This model has been used in prisons, too. In Canada, it’s often used in cases involving juveniles. Instead of incarcerating young people, the justice system attempts to find alternatives to incarceration. It’s a good process. It starts with the recognition that harm was done, and it ends with accountability. Forgiveness is the end point of restorative justice, rather than the beginning.

Could restorative justice change how we view forgiveness in the church?

We Catholics have got it backward: We start with “forgive me” rather than with the harm that was done. And then you know what happens: Those who harm others go right back to doing the same things.

It’s frustrating to see the same thing happen over and over again.
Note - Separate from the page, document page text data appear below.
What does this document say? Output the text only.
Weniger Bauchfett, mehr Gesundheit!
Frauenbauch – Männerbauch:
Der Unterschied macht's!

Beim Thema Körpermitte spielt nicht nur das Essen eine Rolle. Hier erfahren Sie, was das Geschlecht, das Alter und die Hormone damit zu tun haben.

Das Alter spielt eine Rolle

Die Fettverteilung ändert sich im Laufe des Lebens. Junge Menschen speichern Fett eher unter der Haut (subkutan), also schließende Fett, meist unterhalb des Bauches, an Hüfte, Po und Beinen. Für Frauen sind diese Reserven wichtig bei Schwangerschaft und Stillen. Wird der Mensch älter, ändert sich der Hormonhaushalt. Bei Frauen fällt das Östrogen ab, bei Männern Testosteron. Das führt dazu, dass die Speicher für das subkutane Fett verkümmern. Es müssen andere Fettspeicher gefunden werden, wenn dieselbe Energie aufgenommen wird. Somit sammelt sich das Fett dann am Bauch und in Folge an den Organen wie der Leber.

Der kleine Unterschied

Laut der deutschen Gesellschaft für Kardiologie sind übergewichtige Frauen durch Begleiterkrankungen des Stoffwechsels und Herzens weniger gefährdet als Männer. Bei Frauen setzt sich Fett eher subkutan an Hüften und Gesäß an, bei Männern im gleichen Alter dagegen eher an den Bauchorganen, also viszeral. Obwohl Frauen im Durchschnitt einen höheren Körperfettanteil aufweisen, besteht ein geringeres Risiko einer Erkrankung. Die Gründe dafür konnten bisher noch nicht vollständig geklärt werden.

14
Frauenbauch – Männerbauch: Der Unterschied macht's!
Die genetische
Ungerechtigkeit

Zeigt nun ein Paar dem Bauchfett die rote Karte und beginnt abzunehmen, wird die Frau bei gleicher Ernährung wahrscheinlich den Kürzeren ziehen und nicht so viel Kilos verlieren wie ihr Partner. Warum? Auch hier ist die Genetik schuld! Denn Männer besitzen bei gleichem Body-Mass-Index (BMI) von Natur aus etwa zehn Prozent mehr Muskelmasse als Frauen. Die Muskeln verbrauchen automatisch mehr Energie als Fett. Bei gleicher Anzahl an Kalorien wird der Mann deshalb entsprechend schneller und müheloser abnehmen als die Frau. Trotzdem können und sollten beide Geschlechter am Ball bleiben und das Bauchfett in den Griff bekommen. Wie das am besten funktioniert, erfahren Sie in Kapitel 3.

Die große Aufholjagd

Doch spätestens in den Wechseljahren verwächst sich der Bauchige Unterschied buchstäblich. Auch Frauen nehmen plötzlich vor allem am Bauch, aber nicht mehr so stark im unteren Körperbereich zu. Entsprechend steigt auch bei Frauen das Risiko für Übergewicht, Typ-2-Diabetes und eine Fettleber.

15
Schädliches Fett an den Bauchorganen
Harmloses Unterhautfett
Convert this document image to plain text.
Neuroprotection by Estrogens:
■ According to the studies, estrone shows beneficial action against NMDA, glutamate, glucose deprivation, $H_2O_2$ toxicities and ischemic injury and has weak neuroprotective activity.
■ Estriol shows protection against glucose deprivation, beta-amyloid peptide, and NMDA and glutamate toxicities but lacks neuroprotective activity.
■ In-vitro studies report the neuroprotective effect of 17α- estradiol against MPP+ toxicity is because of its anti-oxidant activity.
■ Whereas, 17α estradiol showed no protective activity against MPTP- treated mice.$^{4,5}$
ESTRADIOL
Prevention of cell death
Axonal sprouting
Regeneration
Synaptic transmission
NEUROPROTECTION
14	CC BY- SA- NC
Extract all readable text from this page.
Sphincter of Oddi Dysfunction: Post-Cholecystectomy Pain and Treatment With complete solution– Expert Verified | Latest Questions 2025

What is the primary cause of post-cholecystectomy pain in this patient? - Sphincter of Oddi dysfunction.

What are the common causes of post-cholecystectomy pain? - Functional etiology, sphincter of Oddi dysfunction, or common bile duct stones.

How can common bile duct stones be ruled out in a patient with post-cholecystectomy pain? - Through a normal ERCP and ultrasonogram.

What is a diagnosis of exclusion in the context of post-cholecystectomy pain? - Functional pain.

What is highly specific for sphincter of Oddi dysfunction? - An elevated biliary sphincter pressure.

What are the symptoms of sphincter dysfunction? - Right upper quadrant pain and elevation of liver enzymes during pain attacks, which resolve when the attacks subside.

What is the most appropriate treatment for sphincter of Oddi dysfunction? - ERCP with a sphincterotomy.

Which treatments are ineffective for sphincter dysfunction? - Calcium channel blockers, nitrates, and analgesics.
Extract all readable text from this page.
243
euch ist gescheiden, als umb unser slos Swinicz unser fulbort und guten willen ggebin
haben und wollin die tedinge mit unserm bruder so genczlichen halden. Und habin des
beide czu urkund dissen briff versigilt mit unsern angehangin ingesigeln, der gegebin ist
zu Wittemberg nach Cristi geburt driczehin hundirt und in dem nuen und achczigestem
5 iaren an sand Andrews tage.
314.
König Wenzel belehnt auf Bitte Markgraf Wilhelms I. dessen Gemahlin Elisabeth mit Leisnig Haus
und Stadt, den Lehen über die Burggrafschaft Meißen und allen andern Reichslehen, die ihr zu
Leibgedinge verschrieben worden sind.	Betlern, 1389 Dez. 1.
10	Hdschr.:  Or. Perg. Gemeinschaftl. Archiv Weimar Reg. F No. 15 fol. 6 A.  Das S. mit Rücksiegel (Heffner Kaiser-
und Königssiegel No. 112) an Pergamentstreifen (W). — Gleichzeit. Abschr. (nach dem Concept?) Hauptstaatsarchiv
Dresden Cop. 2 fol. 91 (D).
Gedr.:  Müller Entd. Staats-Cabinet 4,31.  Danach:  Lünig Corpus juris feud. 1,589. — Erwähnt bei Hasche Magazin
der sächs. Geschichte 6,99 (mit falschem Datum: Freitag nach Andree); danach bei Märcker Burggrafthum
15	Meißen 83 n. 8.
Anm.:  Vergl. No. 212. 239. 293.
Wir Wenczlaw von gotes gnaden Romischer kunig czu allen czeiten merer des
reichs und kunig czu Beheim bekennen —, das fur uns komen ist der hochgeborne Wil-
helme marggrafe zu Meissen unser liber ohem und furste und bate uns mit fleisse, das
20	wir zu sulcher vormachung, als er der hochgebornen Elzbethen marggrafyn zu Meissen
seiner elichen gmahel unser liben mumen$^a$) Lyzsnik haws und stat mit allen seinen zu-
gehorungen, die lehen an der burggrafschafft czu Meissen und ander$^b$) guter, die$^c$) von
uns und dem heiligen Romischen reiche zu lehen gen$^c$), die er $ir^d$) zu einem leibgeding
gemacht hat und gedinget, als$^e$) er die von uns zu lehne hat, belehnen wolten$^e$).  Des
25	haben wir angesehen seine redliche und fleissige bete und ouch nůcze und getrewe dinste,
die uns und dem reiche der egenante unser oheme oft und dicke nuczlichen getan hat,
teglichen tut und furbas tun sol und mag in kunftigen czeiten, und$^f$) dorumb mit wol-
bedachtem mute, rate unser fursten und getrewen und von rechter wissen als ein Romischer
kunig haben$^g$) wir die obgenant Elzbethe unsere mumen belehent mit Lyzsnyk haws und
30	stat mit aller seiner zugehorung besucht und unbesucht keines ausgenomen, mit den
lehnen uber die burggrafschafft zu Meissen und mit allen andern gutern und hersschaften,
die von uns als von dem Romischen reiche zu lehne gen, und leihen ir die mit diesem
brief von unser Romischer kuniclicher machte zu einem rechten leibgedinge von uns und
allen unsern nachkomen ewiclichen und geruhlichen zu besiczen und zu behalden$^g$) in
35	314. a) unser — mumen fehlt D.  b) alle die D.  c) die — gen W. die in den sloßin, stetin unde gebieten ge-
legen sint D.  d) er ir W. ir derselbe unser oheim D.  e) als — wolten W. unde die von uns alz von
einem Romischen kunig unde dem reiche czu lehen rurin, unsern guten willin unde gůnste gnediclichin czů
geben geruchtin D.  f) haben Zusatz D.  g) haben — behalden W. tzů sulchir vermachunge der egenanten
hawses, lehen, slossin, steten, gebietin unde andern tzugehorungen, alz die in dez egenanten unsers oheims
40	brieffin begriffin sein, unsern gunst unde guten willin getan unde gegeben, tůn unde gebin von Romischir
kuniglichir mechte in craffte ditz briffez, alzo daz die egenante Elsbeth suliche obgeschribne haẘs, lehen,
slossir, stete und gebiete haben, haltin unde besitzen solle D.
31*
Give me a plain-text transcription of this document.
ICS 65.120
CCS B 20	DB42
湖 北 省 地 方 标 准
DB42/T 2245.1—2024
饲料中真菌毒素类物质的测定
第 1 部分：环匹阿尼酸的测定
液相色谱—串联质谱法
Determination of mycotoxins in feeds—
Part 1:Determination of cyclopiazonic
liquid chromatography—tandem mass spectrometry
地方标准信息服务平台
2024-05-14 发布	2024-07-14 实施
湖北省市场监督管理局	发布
It can feel like it’s never going to change. But there are examples of accountability happening; unfortunately, it’s often after the person’s dead.

For example, John Howard Yoder, who I wrote about in the book, taught at Notre Dame. He was a Mennonite and was revered for his writing on restorative justice. But it turned out he was abusing a number of women in the community. After his death, his reputation has been rethought and reexamined; he’s not quite as revered as he used to be.

But fundamentalist churches, including some forms of Catholicism, often fail to let forgiveness be a process. They get caught up in treating forgiveness as an obligation, rather than a grace. So they lose that understanding of it as something that a whole community should participate in—something that takes time.